Satghara (), is a town and union council of Okara District in the Punjab province of Pakistan.
It is located at 30°55'0N 73°31'0E with an altitude of 164 metres (541 feet)  and is also the location of the tomb of Baloch folk hero, Mir Chakar Rind.  Many of his descendants as well as sub tribes of Baloch descent predominate in the district.

Mounds of brick debris at Satghara mark the site of a forgotten town, the coins found at Satghara prove that it was inhabited in the time of the Kushan dynasty.

The name of this town "Satghara" is commonly believed to drive its name from words (Saat or Seven) (Ghara or pitchers) or (ghars or homes). Another sound historical folklore is narrated that some injured soldiers of Alexandar the Great (belonging to ancient town of Stageira of Macedonia) resided their and they named this ancient town as Stageira now corrupted as Satghara.

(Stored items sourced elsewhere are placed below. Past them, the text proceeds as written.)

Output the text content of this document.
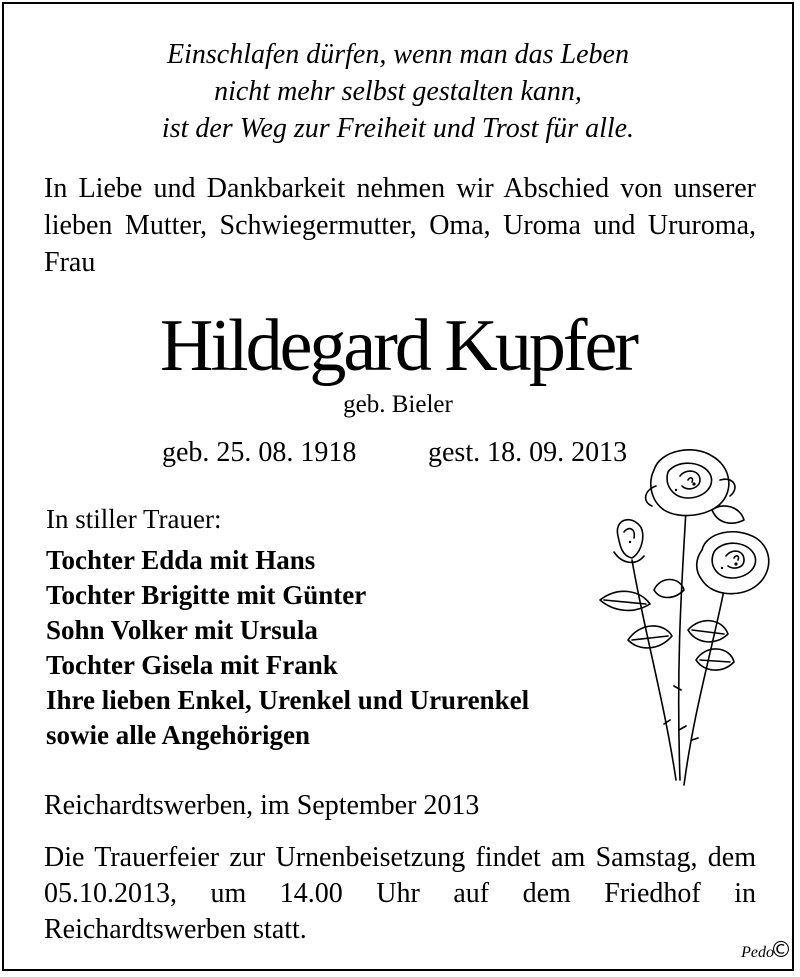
Einschlafen dürfen, wenn man das Leben
nicht mehr selbst gestalten kann,
ist der Weg zur Freiheit und Trost für alle.
In Liebe und Dankbarkeit nehmen wir Abschied von unserer lieben Mutter, Schwiegermutter, Oma, Uroma und Ururoma, Frau
Hildegard Kupfer
geb. Bieler
geb. 25. 08. 1918	gest. 18. 09. 2013
In stiller Trauer:
Tochter Edda mit Hans
Tochter Brigitte mit Günter
Sohn Volker mit Ursula
Tochter Gisela mit Frank
Ihre lieben Enkel, Urenkel und Ururenkel
sowie alle Angehörigen
Reichardtswerben, im September 2013
Die Trauerfeier zur Urnenbeisetzung findet am Samstag, dem 05.10.2013, um 14.00 Uhr auf dem Friedhof in Reichardtswerben statt.
Pedo
©
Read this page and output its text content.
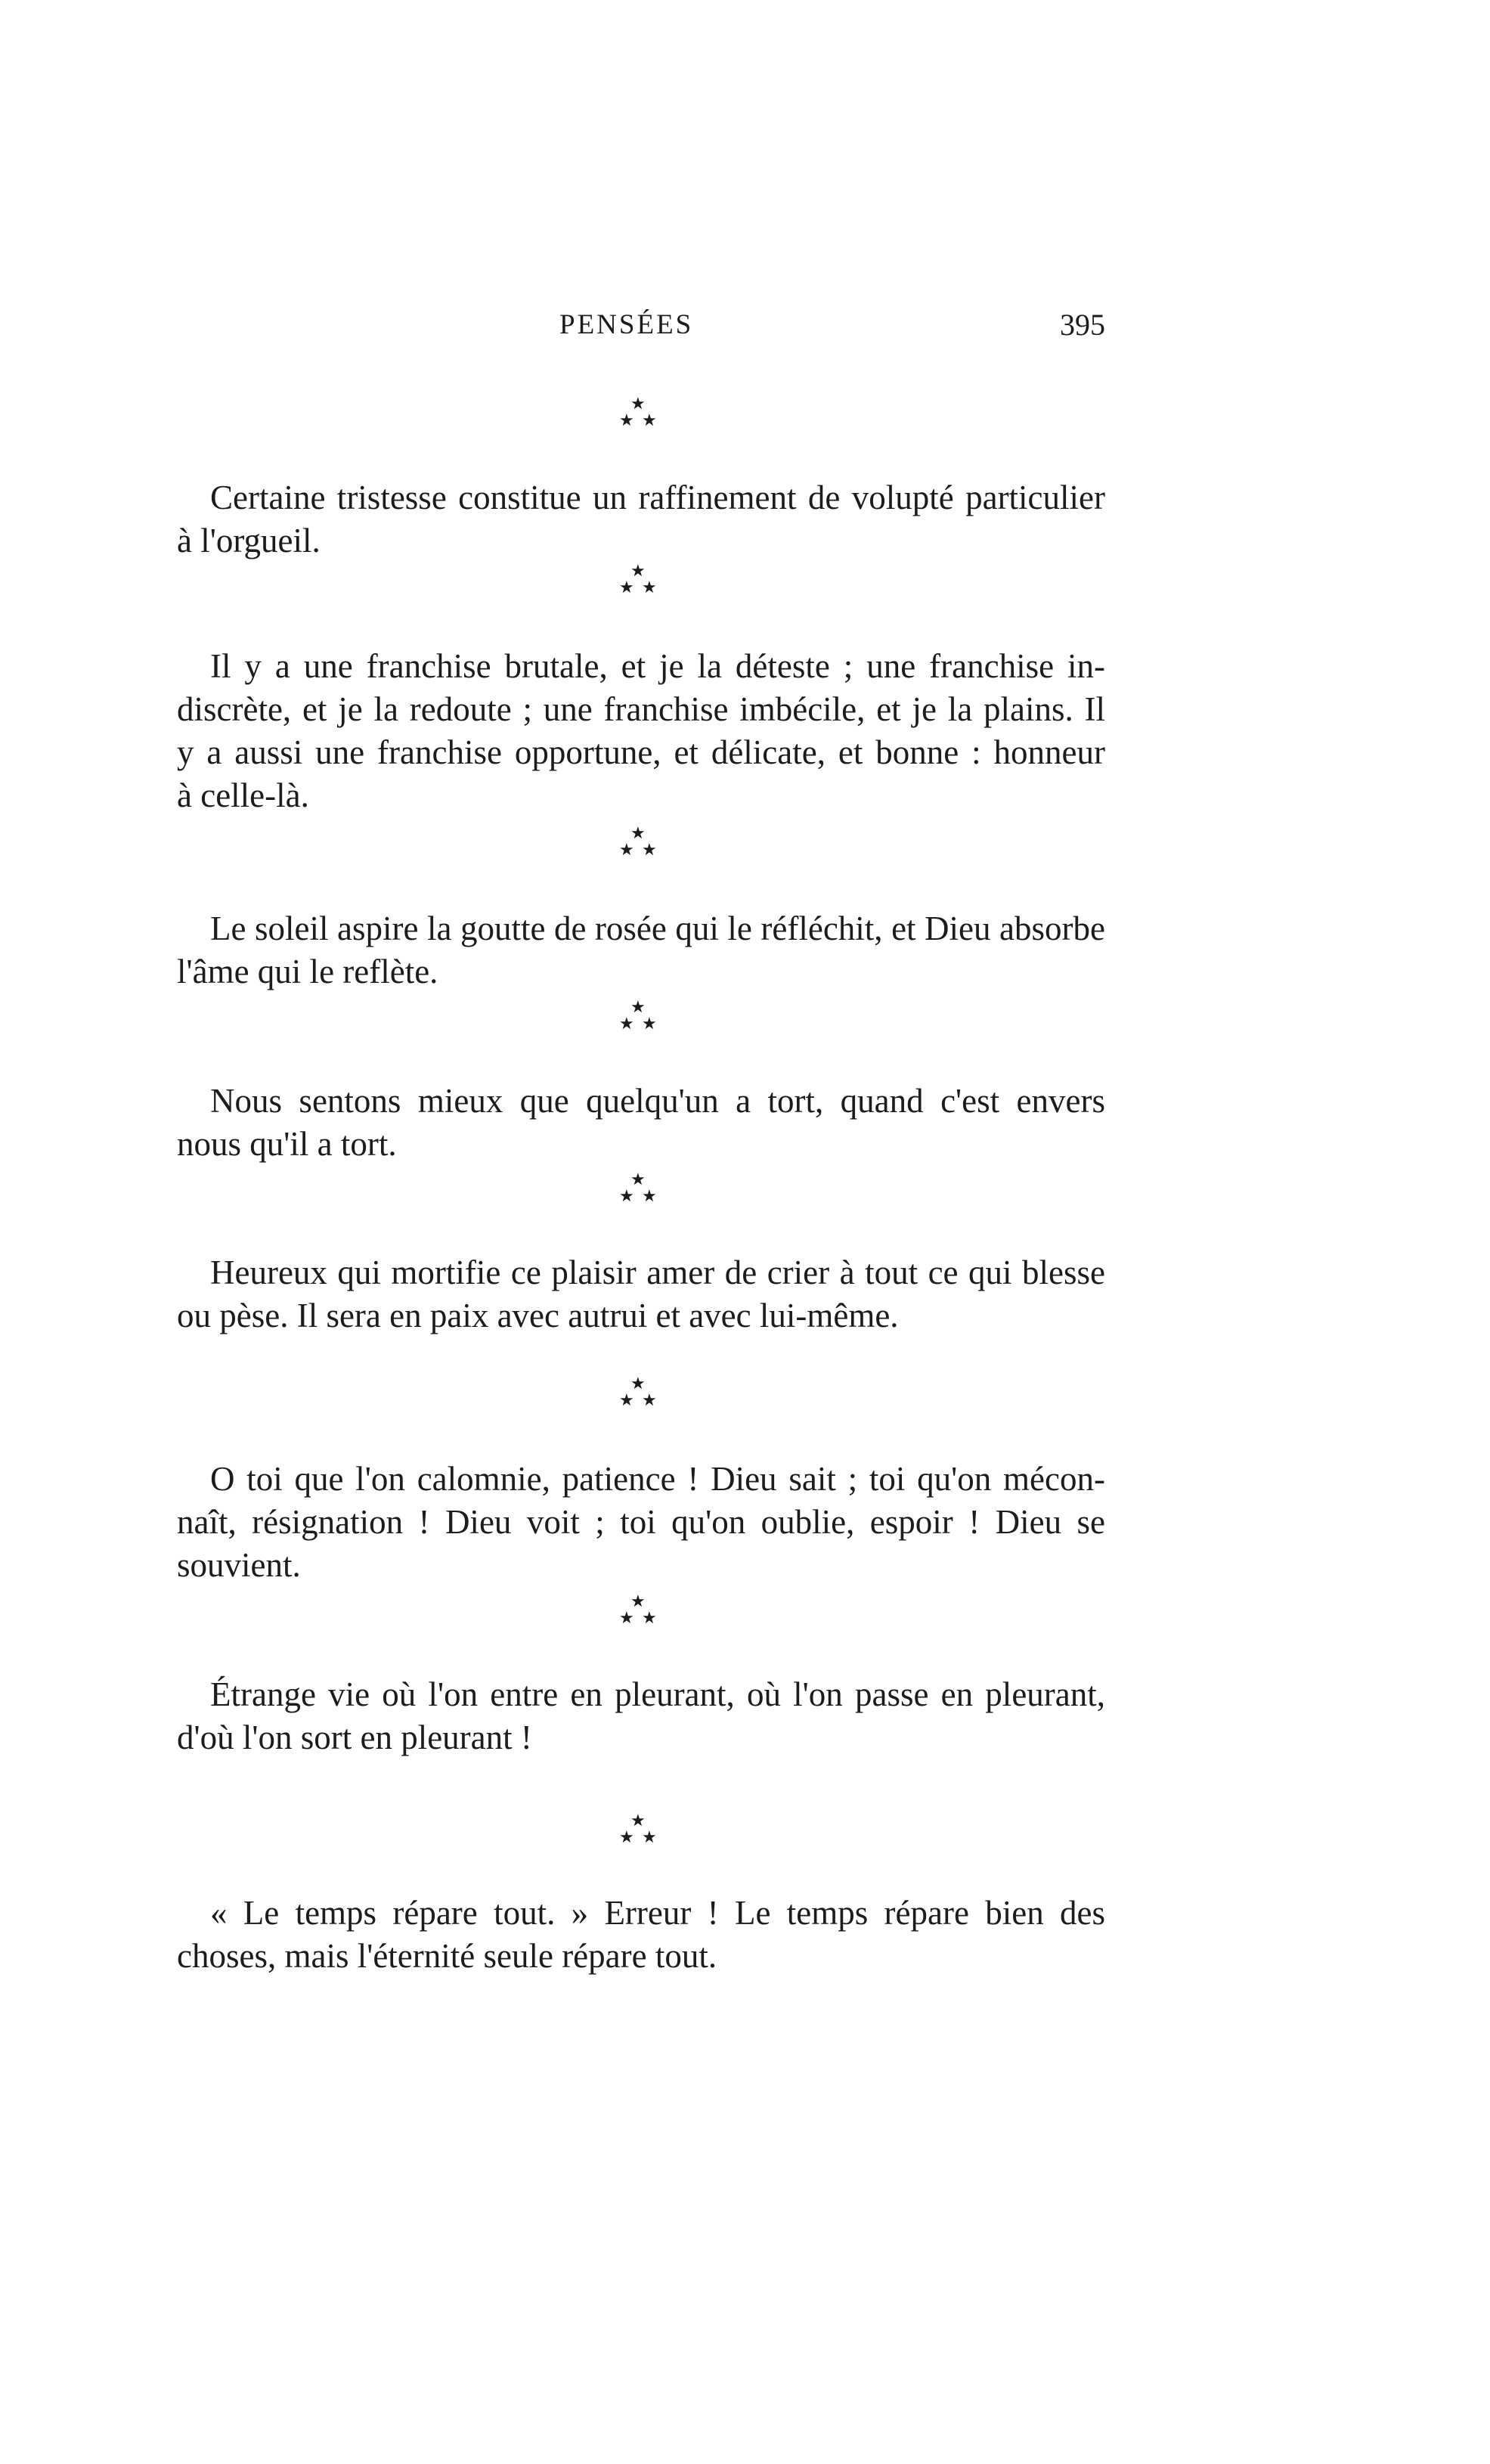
PENSÉES	395
★
★ ★

Certaine tristesse constitue un raffinement de volupté particulier
à l'orgueil.

★
★ ★

Il y a une franchise brutale, et je la déteste ; une franchise in-
discrète, et je la redoute ; une franchise imbécile, et je la plains. Il
y a aussi une franchise opportune, et délicate, et bonne : honneur
à celle-là.

★
★ ★

Le soleil aspire la goutte de rosée qui le réfléchit, et Dieu absorbe
l'âme qui le reflète.

★
★ ★

Nous sentons mieux que quelqu'un a tort, quand c'est envers
nous qu'il a tort.

★
★ ★

Heureux qui mortifie ce plaisir amer de crier à tout ce qui blesse
ou pèse. Il sera en paix avec autrui et avec lui-même.

★
★ ★

O toi que l'on calomnie, patience ! Dieu sait ; toi qu'on mécon-
naît, résignation ! Dieu voit ; toi qu'on oublie, espoir ! Dieu se
souvient.

★
★ ★

Étrange vie où l'on entre en pleurant, où l'on passe en pleurant,
d'où l'on sort en pleurant !

★
★ ★

« Le temps répare tout. » Erreur ! Le temps répare bien des
choses, mais l'éternité seule répare tout.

More than half of the town is inhabited by Syeds. They also have a family graveyard where many great spiritual leaders including Syed Qaim Ali Shah Gilani, who was also known as Pir Bodian Wala and was head of this lineage of the descendants of Abdul Qadir Gilani (Ghouse Al Azam) of Baghdad Sharif in Satghara, his eldest son Syed Ahmed Shah Gilani who was lately known as Pir Bodian Wala, Syed Shams-Ud-Din Gilani, Syed Fateh Ali Shah Gilani, Syed Mubarik Ali Shah Gilani, Syed Ahmed Ali Shah Gilani (Chan Peer), Syed Jaffar Hussain Gilani, Syed Ali Bahadur Gilani, Syed Sher Shah Gilani, Syed Khadim Hussain Gilani (Peer Sahib) and his son Syed Abid Raza Gilani are lying in peace. Their shrines are built in the graveyard and are visible even from a great distance.